The improved processes of audit and support of observance of regulatory requirements — the Most important part of any audit control is capability to show that reports on observance of the set regulations and the notification on exclusive situations are regularly browsed by the special controlling services, and adequate actions are taken for each revealed case. Thanks to the new software product, the company will find additional flexibility in differentiation of workflows and sharing of specific auditor information only by the group of people at the enterprise which have relation to it. This opportunity, along with the report templates integrated into InfoSphere Guardium about observance of requirements of different regulations and standards (such as SOX, HIPAA and PCI), will help the companies to save time and money thanks to considerable acceleration of processes of collecting of necessary data on observance of regulatory regulations in the organization and preparation of the corresponding reports for auditors.

Enhanced capabilities of blocking and isolation — In cases of unauthorized or suspicious user activity, the company can selectively block certain users, having prohibited them access to a system for a certain time that will allow to avoid possible loss of the valuable data until this activity is attentively investigated regarding abuses. So, for example, if the employee of customer service within an hour is engaged in search in base of credit card numbers, it (or it) will be automatically disconnected from a system with access lock. The same way, if the database manager in medical institution tries to get access to confidential personal data of the patient with a special status, office access for this employee to the database will be immediately blocked, and without the need for carrying out any manual, labor-consuming or potentially leading to errors changes in crucial databases or applications.

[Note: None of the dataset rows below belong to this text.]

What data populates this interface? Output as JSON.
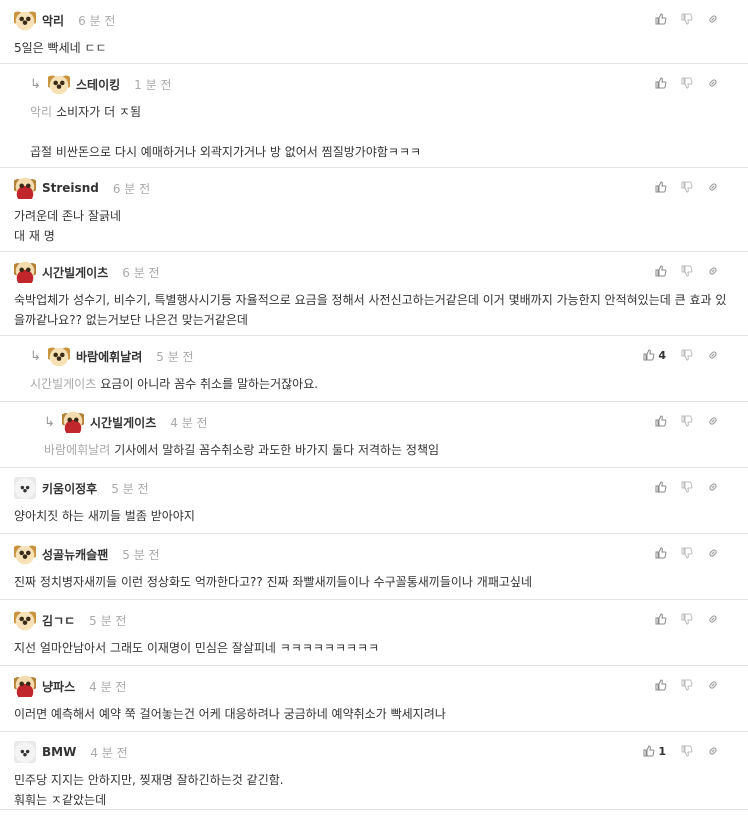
{
  "comments": [
    {
      "author": "악리",
      "time": "6 분 전",
      "avatar": "pup",
      "depth": 0,
      "mention": "",
      "text": "5일은 빡세네 ㄷㄷ",
      "likes": ""
    },
    {
      "author": "스테이킹",
      "time": "1 분 전",
      "avatar": "pup",
      "depth": 1,
      "mention": "악리",
      "text": "소비자가 더 ㅈ됨\n\n곱절 비싼돈으로 다시 예매하거나 외곽지가거나 방 없어서 찜질방가야함ㅋㅋㅋ",
      "likes": ""
    },
    {
      "author": "Streisnd",
      "time": "6 분 전",
      "avatar": "redpup",
      "depth": 0,
      "mention": "",
      "text": "가려운데 존나 잘긁네\n대 재 명",
      "likes": ""
    },
    {
      "author": "시간빌게이츠",
      "time": "6 분 전",
      "avatar": "redpup",
      "depth": 0,
      "mention": "",
      "text": "숙박업체가 성수기, 비수기, 특별행사시기등 자율적으로 요금을 정해서 사전신고하는거같은데 이거 몇배까지 가능한지 안적혀있는데 큰 효과 있을까같나요?? 없는거보단 나은건 맞는거같은데",
      "likes": ""
    },
    {
      "author": "바람에휘날려",
      "time": "5 분 전",
      "avatar": "pup",
      "depth": 1,
      "mention": "시간빌게이츠",
      "text": "요금이 아니라 꼼수 취소를 말하는거잖아요.",
      "likes": "4"
    },
    {
      "author": "시간빌게이츠",
      "time": "4 분 전",
      "avatar": "redpup",
      "depth": 2,
      "mention": "바람에휘날려",
      "text": "기사에서 말하길 꼼수취소랑 과도한 바가지 둘다 저격하는 정책임",
      "likes": ""
    },
    {
      "author": "키움이정후",
      "time": "5 분 전",
      "avatar": "white",
      "depth": 0,
      "mention": "",
      "text": "양아치짓 하는 새끼들 벌좀 받아야지",
      "likes": ""
    },
    {
      "author": "성골뉴캐슬팬",
      "time": "5 분 전",
      "avatar": "pup",
      "depth": 0,
      "mention": "",
      "text": "진짜 정치병자새끼들 이런 정상화도 억까한다고?? 진짜 좌빨새끼들이나 수구꼴통새끼들이나 개패고싶네",
      "likes": ""
    },
    {
      "author": "김ㄱㄷ",
      "time": "5 분 전",
      "avatar": "pup",
      "depth": 0,
      "mention": "",
      "text": "지선 얼마안남아서 그래도 이재명이 민심은 잘살피네 ㅋㅋㅋㅋㅋㅋㅋㅋㅋ",
      "likes": ""
    },
    {
      "author": "냥파스",
      "time": "4 분 전",
      "avatar": "redpup",
      "depth": 0,
      "mention": "",
      "text": "이러면 예측해서 예약 쭉 걸어놓는건 어케 대응하려나 궁금하네 예약취소가 빡세지려나",
      "likes": ""
    },
    {
      "author": "BMW",
      "time": "4 분 전",
      "avatar": "white",
      "depth": 0,
      "mention": "",
      "text": "민주당 지지는 안하지만, 찢재명 잘하긴하는것 같긴함.\n훠훠는 ㅈ같았는데",
      "likes": "1"
    }
  ]
}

Integration into the software of Tivoli — the important information on responsible databases and applications collected by the software of InfoSphere Guardium in the course of monitoring of a security system and control of observance of regulatory regulations can be combined Now with information on other systems and devices of the network security collected by the software of Tivoli Security Information and Event Management. This integration gives to the companies an exhaustive idea of key data which facilitates them management and control of enterprise-wide corporate information.

Thanks to new opportunities for the System z, SharePoint and SAP platforms in combination with the existing opportunities for protection of heterogeneous infrastructures of databases (including IBM DB2 and Informix, Oracle and the Microsoft SQL Server) and business applications (such as IBM Cognos and PeopleSoft), IBM provides the broadest support of security in the industry and control of observance of regulatory requirements for databases now.